Pelle hatte offenbar einen Clown gefrühstückt, anders waren die vielen witzigen, oft geradezu albernen Ansagen zwischen den Songs nicht zu erklären. Ebenso wenig wie die Tatsache, dass er fast wie aufgedreht wirkte: Tanzte und hüpfte er doch permanent über die winzige Bühne, machte mit seiner Akustikgitarre Rockstargesten und hatte auch sonst - überhaupt nicht mehr schüchtern - sichtlich Spaß daran, im Rampenlicht zu stehen und sich als Entertainer zu präsentieren. Das reflektierte auch die Songauswahl. Die balladesken Songs seiner beiden Soloalben blieben fast gänzlich außen vor, lediglich "Go To Hell, Miss Rydell" gab es zu hören, bezeichnenderweise allerdings schon als dritten Song. Wie gesagt, an diesem Abend ging es den beiden offensichtlich mehr darum, ihre Qualitäten als Rockband auszutesten, deshalb war "Riverbank" richtig laut, und auch viele andere Nummern wurden mit viel mehr Drive gespielt als bei den Studioversionen. "Bastards Don't Blush" fiel dabei besonders auf - so laut und angenehm krachig haben wir den Song noch nie gehört! Mit hohem Tempo rasten Pelle und Henrik durch ihr (spontan zusammengestelltes) Set und ließen dem Publikum nur Zeit zum Atmen, wenn der "One Note Samba" anstand, wie Pelle seine Gitarren-Stimm-Pausen augenzwinkernd bezeichnete: "Der Typ, der diese Nummer geschrieben hat, muss ein Multi-Milliardär sein!"

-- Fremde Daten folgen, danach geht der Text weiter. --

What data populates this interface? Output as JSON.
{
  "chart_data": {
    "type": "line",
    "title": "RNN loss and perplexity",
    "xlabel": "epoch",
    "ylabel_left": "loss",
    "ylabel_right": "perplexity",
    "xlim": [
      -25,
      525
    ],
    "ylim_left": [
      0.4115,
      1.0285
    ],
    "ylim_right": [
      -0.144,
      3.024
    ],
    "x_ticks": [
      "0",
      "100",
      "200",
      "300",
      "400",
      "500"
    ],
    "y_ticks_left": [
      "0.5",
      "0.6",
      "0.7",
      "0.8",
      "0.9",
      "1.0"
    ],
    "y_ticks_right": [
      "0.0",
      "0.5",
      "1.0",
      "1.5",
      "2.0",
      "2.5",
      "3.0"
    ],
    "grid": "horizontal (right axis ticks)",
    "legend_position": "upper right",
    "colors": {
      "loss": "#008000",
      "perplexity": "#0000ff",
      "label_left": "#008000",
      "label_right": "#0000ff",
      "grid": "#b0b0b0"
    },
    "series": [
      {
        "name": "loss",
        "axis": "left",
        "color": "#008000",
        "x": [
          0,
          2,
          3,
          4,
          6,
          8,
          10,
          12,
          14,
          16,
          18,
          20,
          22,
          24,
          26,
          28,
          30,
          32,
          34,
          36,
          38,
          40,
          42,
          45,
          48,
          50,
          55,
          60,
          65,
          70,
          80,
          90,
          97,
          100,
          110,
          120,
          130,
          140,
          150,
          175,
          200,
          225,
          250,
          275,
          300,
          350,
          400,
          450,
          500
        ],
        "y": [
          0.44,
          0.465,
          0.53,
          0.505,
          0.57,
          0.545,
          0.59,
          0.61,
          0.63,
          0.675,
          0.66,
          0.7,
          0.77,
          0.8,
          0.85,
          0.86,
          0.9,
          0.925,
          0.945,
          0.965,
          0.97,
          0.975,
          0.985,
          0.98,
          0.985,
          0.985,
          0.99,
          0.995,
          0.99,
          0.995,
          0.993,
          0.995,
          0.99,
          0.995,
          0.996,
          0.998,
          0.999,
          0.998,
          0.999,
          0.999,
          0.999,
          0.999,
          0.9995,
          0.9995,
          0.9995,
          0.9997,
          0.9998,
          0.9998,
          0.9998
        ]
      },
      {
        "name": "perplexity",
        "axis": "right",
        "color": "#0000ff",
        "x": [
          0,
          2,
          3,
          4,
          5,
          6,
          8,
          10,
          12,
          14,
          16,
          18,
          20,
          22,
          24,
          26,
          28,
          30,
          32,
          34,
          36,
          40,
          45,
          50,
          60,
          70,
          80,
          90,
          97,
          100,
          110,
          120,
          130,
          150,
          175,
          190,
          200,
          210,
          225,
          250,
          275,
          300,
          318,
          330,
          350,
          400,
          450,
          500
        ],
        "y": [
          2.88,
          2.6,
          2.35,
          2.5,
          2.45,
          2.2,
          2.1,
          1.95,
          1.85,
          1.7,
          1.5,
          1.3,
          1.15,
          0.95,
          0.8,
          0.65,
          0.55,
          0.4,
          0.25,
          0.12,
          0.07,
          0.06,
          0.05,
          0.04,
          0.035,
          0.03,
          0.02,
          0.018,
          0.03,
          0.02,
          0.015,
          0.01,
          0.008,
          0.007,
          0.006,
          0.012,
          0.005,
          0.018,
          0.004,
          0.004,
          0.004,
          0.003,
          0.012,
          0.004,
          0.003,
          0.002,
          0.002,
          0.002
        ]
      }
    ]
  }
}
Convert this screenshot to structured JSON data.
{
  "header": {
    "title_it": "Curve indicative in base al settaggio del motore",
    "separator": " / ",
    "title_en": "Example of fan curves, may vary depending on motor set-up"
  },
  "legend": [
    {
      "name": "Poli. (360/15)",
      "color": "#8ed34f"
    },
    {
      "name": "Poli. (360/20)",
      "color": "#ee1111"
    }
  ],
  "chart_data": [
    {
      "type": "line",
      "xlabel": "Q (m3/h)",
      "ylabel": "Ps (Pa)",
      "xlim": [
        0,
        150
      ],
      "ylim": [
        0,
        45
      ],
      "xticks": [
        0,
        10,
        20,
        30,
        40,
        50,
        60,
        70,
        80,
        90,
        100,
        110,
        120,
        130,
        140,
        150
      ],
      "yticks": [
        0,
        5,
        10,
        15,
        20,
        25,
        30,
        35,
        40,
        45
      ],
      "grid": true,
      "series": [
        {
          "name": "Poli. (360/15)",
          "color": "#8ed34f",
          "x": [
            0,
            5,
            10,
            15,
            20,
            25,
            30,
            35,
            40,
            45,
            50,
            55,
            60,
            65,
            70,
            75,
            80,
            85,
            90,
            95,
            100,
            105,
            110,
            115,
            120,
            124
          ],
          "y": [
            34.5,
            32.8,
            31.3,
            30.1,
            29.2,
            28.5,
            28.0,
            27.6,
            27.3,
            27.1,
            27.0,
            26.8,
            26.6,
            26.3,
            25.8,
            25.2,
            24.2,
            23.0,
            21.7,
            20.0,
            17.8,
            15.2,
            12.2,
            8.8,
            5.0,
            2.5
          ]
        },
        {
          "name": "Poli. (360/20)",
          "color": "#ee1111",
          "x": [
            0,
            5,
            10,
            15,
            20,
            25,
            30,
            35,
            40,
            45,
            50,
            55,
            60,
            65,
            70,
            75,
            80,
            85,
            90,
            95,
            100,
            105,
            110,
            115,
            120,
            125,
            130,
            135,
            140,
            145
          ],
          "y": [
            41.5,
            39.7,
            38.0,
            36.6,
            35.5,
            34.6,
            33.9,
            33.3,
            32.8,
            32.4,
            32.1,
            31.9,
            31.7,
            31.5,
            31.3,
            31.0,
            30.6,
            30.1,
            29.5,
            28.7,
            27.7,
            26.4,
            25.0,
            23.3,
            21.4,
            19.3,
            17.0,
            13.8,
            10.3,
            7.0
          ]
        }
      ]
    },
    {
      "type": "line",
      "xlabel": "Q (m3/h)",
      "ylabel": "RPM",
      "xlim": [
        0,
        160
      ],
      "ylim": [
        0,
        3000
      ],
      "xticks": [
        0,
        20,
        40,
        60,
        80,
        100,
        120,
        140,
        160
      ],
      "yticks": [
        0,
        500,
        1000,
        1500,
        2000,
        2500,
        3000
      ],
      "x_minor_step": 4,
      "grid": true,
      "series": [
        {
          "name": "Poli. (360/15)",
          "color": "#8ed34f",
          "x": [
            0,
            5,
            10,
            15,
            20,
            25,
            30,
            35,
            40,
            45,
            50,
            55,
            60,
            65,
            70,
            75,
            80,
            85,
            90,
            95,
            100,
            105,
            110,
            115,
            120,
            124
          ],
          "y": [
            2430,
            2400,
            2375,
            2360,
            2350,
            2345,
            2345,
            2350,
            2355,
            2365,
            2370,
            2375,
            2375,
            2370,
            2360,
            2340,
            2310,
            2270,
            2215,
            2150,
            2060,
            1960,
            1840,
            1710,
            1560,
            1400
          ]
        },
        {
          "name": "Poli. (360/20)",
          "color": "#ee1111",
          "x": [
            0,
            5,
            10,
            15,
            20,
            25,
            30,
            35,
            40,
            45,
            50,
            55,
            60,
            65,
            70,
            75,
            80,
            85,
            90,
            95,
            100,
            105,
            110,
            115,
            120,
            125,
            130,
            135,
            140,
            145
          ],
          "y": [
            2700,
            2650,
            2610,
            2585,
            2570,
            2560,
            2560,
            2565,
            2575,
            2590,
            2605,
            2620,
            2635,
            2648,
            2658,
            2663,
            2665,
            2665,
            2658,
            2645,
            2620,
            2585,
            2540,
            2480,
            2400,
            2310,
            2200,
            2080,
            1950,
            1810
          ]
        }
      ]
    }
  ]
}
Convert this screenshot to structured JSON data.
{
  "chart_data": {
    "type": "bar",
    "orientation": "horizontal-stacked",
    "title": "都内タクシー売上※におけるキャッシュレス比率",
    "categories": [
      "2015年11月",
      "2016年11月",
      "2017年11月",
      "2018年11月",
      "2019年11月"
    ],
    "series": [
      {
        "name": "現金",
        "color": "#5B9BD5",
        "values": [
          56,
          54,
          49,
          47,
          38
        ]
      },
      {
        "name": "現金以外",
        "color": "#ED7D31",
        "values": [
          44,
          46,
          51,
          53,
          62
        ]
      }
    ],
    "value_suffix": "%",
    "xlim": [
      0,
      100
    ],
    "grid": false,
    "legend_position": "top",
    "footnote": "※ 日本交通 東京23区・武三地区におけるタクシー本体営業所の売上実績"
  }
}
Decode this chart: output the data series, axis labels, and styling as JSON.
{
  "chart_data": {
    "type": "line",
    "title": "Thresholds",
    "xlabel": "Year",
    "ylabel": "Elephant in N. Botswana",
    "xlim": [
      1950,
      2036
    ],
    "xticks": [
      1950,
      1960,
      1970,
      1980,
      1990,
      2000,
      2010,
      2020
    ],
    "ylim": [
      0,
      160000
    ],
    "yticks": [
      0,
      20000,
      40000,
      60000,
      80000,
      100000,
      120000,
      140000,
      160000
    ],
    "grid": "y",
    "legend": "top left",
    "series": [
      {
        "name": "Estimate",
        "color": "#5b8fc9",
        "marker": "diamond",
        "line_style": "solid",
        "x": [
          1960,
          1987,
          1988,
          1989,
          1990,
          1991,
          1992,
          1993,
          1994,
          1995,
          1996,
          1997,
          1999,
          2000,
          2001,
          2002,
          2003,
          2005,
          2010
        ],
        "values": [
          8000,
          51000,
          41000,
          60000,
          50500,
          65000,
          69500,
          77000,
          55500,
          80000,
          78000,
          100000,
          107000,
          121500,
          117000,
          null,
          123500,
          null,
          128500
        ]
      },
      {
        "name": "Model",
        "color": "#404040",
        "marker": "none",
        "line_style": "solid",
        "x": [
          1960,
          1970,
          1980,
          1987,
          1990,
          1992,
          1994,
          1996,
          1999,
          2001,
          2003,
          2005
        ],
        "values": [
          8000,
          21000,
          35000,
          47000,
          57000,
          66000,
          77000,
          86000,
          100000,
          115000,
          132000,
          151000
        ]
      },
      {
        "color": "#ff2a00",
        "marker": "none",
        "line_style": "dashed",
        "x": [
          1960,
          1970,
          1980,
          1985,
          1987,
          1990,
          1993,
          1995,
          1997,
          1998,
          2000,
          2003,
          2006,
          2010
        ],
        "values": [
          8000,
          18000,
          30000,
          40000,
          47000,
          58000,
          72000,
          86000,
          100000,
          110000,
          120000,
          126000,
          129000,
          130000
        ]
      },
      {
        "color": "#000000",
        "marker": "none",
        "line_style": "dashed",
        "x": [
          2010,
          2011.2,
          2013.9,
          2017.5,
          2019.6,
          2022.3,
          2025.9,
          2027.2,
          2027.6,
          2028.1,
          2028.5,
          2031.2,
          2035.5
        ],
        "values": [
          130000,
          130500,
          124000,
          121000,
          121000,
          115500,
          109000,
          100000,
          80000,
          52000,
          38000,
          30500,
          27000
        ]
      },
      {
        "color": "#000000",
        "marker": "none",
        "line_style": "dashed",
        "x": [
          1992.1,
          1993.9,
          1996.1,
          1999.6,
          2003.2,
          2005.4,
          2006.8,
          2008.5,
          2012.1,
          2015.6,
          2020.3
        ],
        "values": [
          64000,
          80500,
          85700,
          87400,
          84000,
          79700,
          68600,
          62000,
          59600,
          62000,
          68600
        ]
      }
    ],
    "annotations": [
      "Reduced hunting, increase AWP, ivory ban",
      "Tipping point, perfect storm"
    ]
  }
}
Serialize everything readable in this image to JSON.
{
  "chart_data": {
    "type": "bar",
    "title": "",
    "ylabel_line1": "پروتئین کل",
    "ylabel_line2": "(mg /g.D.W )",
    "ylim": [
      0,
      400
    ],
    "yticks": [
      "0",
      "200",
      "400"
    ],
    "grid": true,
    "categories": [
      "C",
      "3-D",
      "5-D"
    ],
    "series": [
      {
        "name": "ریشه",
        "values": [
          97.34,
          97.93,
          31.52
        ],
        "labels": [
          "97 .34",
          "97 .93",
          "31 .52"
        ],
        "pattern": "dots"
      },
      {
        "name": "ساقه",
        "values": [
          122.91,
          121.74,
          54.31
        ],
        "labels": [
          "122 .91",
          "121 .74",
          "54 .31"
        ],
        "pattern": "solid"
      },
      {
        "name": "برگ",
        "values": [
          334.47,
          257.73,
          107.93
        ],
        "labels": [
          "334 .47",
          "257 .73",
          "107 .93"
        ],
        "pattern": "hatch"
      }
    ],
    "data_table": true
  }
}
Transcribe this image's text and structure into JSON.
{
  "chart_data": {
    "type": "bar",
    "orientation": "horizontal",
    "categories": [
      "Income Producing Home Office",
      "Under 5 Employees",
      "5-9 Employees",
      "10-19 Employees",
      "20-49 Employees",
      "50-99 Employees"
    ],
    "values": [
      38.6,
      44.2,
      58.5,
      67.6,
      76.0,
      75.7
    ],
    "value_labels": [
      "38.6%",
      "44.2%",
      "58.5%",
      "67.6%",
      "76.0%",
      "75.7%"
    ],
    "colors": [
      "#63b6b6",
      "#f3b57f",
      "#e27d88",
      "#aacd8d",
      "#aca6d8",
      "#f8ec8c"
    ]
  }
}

Hatte man im Vorjahr noch das Gefühl, dass sich Pelle durch Zwischenrufe aus dem Publikum oder technische Schwierigkeiten leicht aus dem Konzept bringen ließ, wirkte er an diesem Abend in Düsseldorf unheimlich souverän. Selbst als Feedbackgeheul den beiden Musikern auf der Bühne fast das Trommelfell zerfetzte, meinte er nur locker: "Wusstet ihr eigentlich, dass U2 zuvor Feedback geheißen haben? Ich habe Freunde in Dublin, die es der Band immer noch übel nehmen, den Namen abgelegt und sich dafür so etwas Lahmes wie U2 ausgesucht zu haben!" Natürlich griff Pelle auch wieder in die Coverkiste: "Rocket Man" hatte er sich dieses Mal ausgesucht - und tauschte dabei den countryesken Pomp des Original gegen ein sparsames Folk-Arrangement aus. "Der letzte Song wurde von Sir Elton John geschrieben, der nächste dagegen stammt von mir", erklärte Pelle danach, nur um dann eine geschlagene Minute mit seinem Partner konferieren zu müssen, welchen Song er denn nun spielen könnte. Henrik suchte "Musikbyran Makes Me Want To Smoke Crack" aus - in Düsseldorf wie auch schon bei den vorangegangenen Konzerten eines der (vielen) Highlights.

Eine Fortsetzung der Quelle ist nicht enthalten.